Vinea’s rewrite of the Pew questions rendered the options for both the knowledge-based and belief questions as as “Jesus Christ is truly present in the bread and wine of the Eucharist,” “Bread and wine are symbols of Jesus, but Jesus is not truly present,” or “Not sure.”
The Vinea study split its sample of over 2,000 Catholics — defined as age 18 or older, who attended Mass “at least once,” Plate told OSV News, on a basis ranging from “seldom” to “a few times a year” to “more than once a week” — and administered Pew’s language to half, with the remaining half answering Vinea’s revised questions.
Father Gaunt told OSV News the Vinea study “is confirming pretty much what we found” in the McGrath-CARA study.
“They highlighted again that the issue is the way Pew phrased the question was not clear enough,” said Father Gaunt. “And so when you correct for that, you get a very different response rate.”
But Gregory A. Smith, associate director of research at Pew, told OSV News his firm’s question phrasing “has a number of strengths,” as it “gives people two plausible alternatives to choose from.
“That’s really important because of something survey researchers call ‘acquiescence bias,'” whereby respondents, given a choice to either agree or disagree with a statement, “tend to prefer to express agreement rather than disagreement,” explained Smith, who has not studied the Vinea findings.
Smith also said the Pew questioning is “quite neutral,” which is “very important.”
“I am aware that there have been some other surveys that have added a clause to the second statement. . . modifying the second statement so that it would be (to the effect), ‘The bread and wine symbols of the body and blood of Jesus Christ, but Jesus is not really present.’ We would not ask that kind of question, because you’re asking Christians to deny the real presence of Jesus. . . I would be concerned that (phrasing) would cue respondents into a particular kind of answer that they might think the researcher is looking for.”
Smith said that even with Pew’s wording aside, “more crucially, the patterns that we see in our data are meaningful. . . and they’re what you might expect to see, if you assume that practicing Catholics are going to be the most likely to believe in the real presence of Christ in the Eucharist.

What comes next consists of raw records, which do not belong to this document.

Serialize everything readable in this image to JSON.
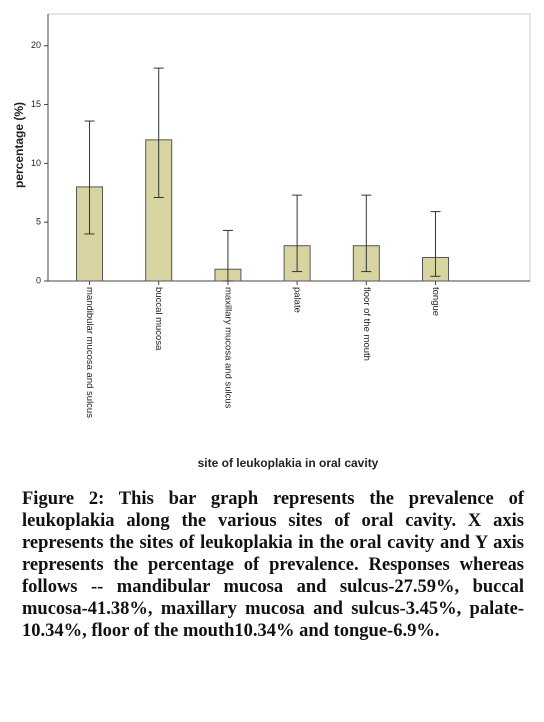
{
  "chart_data": {
    "type": "bar",
    "y_label": "percentage (%)",
    "x_label": "site of leukoplakia in oral cavity",
    "categories": [
      "mandibular mucosa and sulcus",
      "buccal mucosa",
      "maxillary mucosa and sulcus",
      "palate",
      "floor of the mouth",
      "tongue"
    ],
    "values": [
      8,
      12,
      1,
      3,
      3,
      2
    ],
    "ci_lower": [
      4.0,
      7.1,
      0.0,
      0.8,
      0.8,
      0.4
    ],
    "ci_upper": [
      13.6,
      18.1,
      4.3,
      7.3,
      7.3,
      5.9
    ],
    "color": "#d8d4a2",
    "ylim": [
      0,
      22.7
    ],
    "yticks": [
      0,
      5,
      10,
      15,
      20
    ],
    "grid": false,
    "caption": "Figure 2: This bar graph represents the prevalence of leukoplakia along the various sites of oral cavity. X axis represents the sites of leukoplakia in the oral cavity and Y axis represents the percentage of prevalence. Responses whereas follows -- mandibular mucosa and sulcus-27.59%, buccal mucosa-41.38%, maxillary mucosa and sulcus-3.45%, palate-10.34%, floor of the mouth10.34% and tongue-6.9%."
  }
}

That is exactly what we see in our data.”
Both he and Plate cautioned their studies were not directly comparable, given the differences in sampling (selecting a subset of a given population for research) and weighting, which ensures the sample accurately reflects the makeup of the larger population.

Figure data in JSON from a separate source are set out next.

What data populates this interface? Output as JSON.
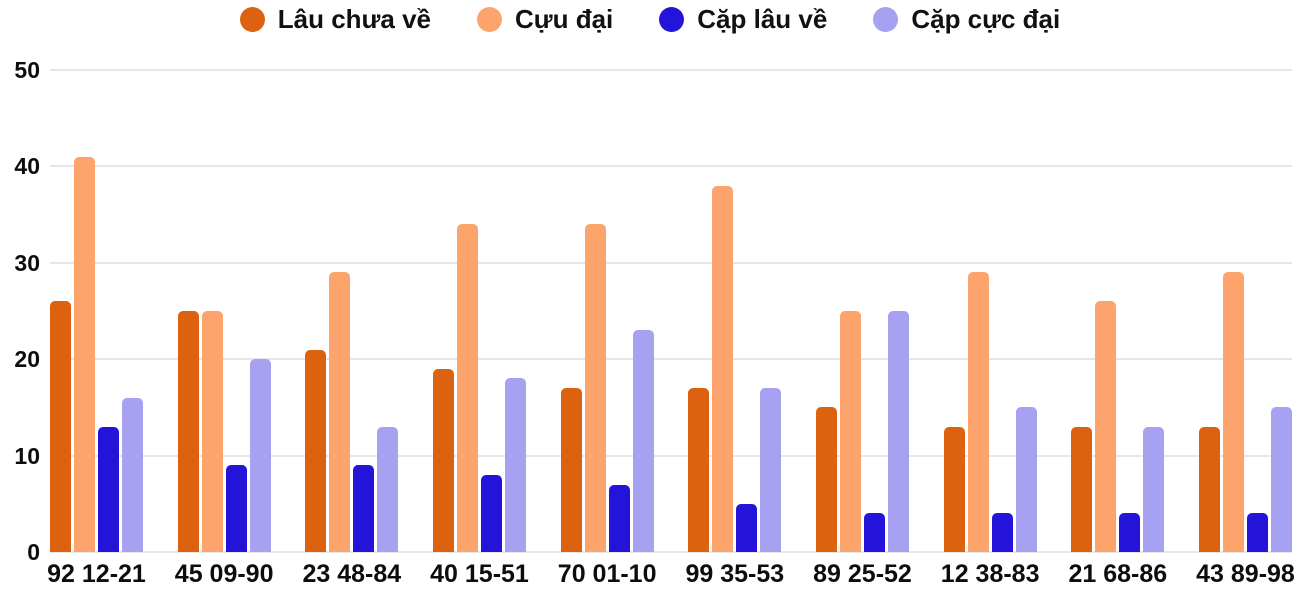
{
  "chart_data": {
    "type": "bar",
    "title": "",
    "xlabel": "",
    "ylabel": "",
    "categories": [
      "92 12-21",
      "45 09-90",
      "23 48-84",
      "40 15-51",
      "70 01-10",
      "99 35-53",
      "89 25-52",
      "12 38-83",
      "21 68-86",
      "43 89-98"
    ],
    "series": [
      {
        "name": "Lâu chưa về",
        "color": "#dc6210",
        "values": [
          26,
          25,
          21,
          19,
          17,
          17,
          15,
          13,
          13,
          13
        ]
      },
      {
        "name": "Cựu đại",
        "color": "#fca46c",
        "values": [
          41,
          25,
          29,
          34,
          34,
          38,
          25,
          29,
          26,
          29
        ]
      },
      {
        "name": "Cặp lâu về",
        "color": "#2413d8",
        "values": [
          13,
          9,
          9,
          8,
          7,
          5,
          4,
          4,
          4,
          4
        ]
      },
      {
        "name": "Cặp cực đại",
        "color": "#a7a1f2",
        "values": [
          16,
          20,
          13,
          18,
          23,
          17,
          25,
          15,
          13,
          15
        ]
      }
    ],
    "ylim": [
      0,
      50
    ],
    "yticks": [
      "0",
      "10",
      "20",
      "30",
      "40",
      "50"
    ],
    "grid": true,
    "legend_position": "top"
  },
  "colors": {
    "grid_line": "#e6e6e6",
    "axis_text": "#0d0d0d",
    "background": "#ffffff"
  }
}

Vinea noted in its report that Pew’s sampling approach of “probability sampling” is “the gold standard method for obtaining a representative set of survey respondents.” In contrast, Vinea worked with ThinkNow, a consumer panel company.
“However, the magnitude of difference in results does allow us to make inferences between the two approaches,” the Vinea report said.
More broadly, researchers may find themselves increasingly having to account for how Catholics in the U.S. identify themselves as such, given polarization within the church and in society.
More than a decade ago, Brian Starks — a sociologist of religion at Kennesaw State University who specializes in the study of Catholic identity — noted that greater in-depth research was needed on self-identification terms such as “traditional,” “moderate” and “liberal” Catholic, since such identities represent “self-understood divisions within the Catholic Church, and serve to institutionalize intrafaith conflicts.”